Há dias a minha mãezinha pôs a tocar o CD do Marco Paulo que eu lhe ofereci nos anos e eu dei por mim, quase inconscientemente, a bater o pezinho ao ritmo do Deixa Viver:
Deeeeeeixa viveeeeeer
As pedras que atiraaaaas
Não hão-de acertaaaaaar em ninguéééém
Deeeeeeixa viveeeeeer
Não fiques paradaaaaaa
Aprende a estar viiiiiva tambééééém
(acho que é assim)
Depois, passei o dia todo a reflectir sobre este momento da minha vida e a tentar tirar algum significado profundo do mesmo. E cheguei à conclusão de que, vinte e tal anos depois, perdoei Marco Paulo e me encontro em paz com o mal que a sua música me fez na adolescência. Depois do flagelo que constituiu para humanidade o advento da música pimba, nos anos 90, com os Emanueis, os Iran Costas, as Micaelas e as Rutes Marlenes, cheguei à conclusão de que o Marco Paulo é um senhor. E estou disposto a dizer-lho pessoalmente, olhos nos olhos, se um dia o acaso cruzar os nossos caminhos.
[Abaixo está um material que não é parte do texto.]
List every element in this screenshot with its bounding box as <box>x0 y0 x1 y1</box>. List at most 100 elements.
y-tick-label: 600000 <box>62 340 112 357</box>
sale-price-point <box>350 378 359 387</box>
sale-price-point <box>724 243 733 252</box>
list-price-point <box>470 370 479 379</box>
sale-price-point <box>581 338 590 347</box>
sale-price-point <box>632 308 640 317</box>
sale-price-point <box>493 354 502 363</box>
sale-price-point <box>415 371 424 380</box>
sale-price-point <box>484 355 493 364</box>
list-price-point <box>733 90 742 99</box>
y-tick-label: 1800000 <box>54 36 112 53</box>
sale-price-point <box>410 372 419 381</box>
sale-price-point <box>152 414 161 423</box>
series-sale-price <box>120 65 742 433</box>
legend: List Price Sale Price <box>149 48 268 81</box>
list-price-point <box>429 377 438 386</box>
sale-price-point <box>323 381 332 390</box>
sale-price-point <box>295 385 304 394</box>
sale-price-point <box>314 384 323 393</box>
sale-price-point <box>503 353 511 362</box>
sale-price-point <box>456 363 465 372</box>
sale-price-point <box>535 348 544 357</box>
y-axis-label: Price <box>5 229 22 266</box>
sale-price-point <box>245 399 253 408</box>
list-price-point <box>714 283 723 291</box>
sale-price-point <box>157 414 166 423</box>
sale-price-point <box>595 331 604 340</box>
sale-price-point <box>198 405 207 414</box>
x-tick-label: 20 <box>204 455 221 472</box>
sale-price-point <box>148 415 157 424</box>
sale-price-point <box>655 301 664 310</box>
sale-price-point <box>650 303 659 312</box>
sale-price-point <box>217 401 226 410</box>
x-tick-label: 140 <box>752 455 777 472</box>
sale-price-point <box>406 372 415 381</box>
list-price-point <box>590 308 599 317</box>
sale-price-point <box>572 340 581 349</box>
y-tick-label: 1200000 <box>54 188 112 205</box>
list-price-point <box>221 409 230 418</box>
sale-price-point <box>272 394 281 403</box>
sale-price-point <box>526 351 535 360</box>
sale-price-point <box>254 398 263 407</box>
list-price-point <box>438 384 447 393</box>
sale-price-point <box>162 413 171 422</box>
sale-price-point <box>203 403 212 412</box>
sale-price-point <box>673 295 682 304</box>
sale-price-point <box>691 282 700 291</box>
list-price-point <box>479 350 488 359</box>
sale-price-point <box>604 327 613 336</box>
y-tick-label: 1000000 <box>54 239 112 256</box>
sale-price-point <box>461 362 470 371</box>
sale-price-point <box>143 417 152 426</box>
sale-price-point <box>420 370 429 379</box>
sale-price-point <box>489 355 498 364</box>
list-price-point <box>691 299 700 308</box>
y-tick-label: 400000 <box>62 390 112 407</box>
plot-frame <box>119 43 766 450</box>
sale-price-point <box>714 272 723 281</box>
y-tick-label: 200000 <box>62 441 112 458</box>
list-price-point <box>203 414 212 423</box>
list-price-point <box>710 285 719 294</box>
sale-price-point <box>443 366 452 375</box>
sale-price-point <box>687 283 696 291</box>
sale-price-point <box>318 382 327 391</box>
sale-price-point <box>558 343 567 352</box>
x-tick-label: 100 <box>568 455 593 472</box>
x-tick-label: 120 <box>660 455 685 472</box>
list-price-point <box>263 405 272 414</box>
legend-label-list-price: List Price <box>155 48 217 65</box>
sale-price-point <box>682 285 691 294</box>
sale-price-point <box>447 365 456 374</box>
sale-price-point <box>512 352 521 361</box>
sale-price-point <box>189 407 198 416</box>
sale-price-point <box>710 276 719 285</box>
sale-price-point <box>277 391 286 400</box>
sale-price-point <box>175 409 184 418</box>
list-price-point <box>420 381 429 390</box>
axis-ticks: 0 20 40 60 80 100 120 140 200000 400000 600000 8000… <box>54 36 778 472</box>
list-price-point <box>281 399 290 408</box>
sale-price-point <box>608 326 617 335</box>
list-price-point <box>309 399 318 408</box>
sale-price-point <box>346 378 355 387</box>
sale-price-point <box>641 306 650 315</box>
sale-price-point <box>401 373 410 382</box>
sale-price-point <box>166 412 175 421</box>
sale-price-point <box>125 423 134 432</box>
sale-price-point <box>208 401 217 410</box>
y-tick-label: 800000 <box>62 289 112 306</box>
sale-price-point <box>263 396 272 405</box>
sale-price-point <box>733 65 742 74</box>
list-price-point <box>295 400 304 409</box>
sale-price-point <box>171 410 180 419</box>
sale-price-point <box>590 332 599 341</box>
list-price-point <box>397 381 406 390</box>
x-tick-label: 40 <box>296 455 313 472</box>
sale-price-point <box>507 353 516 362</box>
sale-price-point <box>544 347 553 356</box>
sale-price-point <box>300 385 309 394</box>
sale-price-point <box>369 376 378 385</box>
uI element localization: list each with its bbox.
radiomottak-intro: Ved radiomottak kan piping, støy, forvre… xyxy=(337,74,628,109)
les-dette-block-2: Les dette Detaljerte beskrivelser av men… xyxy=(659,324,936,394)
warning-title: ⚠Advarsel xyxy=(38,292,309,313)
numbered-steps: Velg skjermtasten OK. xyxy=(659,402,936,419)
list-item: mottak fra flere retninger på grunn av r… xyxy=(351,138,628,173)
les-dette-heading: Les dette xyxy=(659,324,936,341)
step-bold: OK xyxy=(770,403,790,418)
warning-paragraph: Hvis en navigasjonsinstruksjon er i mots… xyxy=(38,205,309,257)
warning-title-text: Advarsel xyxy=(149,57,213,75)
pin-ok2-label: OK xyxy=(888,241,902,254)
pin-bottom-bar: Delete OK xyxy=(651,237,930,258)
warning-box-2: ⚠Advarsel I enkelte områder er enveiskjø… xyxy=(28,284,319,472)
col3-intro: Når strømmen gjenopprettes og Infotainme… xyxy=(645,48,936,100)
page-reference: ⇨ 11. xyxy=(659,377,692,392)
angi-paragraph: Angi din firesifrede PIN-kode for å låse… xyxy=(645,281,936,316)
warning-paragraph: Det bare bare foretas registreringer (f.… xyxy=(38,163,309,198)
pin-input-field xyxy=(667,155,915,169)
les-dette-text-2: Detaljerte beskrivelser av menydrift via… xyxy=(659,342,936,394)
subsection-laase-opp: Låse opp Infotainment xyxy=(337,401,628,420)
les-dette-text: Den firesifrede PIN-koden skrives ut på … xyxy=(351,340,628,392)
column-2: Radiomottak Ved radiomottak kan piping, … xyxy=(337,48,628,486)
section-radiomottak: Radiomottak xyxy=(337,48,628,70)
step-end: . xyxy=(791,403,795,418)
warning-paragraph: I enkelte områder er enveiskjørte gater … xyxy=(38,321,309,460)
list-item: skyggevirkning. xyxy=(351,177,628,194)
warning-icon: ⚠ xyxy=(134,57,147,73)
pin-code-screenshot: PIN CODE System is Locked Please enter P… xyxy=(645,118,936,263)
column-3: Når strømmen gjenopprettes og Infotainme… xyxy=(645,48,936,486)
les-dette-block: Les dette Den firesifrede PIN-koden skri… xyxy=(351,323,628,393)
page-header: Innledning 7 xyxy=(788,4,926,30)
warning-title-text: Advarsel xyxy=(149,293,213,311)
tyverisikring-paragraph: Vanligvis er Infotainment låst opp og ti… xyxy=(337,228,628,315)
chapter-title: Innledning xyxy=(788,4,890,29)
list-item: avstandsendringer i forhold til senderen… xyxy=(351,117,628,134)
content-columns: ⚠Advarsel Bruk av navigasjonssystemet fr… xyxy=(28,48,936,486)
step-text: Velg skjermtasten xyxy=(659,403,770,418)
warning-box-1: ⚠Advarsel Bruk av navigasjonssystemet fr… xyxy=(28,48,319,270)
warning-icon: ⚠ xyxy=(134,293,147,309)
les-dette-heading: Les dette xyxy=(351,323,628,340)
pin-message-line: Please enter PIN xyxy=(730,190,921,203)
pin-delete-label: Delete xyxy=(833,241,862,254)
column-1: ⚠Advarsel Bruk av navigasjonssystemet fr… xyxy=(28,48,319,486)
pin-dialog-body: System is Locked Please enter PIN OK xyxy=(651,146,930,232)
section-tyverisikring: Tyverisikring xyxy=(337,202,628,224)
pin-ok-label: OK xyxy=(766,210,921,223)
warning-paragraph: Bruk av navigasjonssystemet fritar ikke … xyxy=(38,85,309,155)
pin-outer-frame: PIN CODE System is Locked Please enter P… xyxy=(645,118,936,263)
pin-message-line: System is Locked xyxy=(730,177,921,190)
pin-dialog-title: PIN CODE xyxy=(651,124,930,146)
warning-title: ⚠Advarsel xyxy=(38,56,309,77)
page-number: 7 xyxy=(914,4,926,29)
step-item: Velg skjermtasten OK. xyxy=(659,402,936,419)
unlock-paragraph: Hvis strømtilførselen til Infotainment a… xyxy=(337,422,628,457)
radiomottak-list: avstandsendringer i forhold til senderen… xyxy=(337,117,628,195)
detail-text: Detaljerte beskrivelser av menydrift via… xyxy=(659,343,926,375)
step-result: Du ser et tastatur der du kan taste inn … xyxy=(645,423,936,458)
O homem (que, já agora, se chama João Simão da Silva) enchia pavilhões e vendia como ninguém nos anos 80, entrava pelas nossas casas dentro sem pedir licença, fosse através do Despertar do António Sala, fosse através do Natal dos Hospitais, e eu ficava ali a olhar (e a ouvir), sem perceber toda aquela loucura à volta daqueles caracóis e do lançar do microfone, habilmente, de uma mão para a outra. Agora percebo. Marco Paulo é o maior artista de música ligeira portuguesa dos últimos 30 anos e o resto é conversa. E um indicador disso mesmo é que cada um de nós tem na ponta da língua pelo menos três refrões de músicas que ele interpretou. Olhem, as minhas são os Eu Tenho Dois Amores, o Joana e o Deixa Viver. Isto deve querer dizer alguma coisa.
Hoje, Marco Paulo completa 66 anos. Parabéns!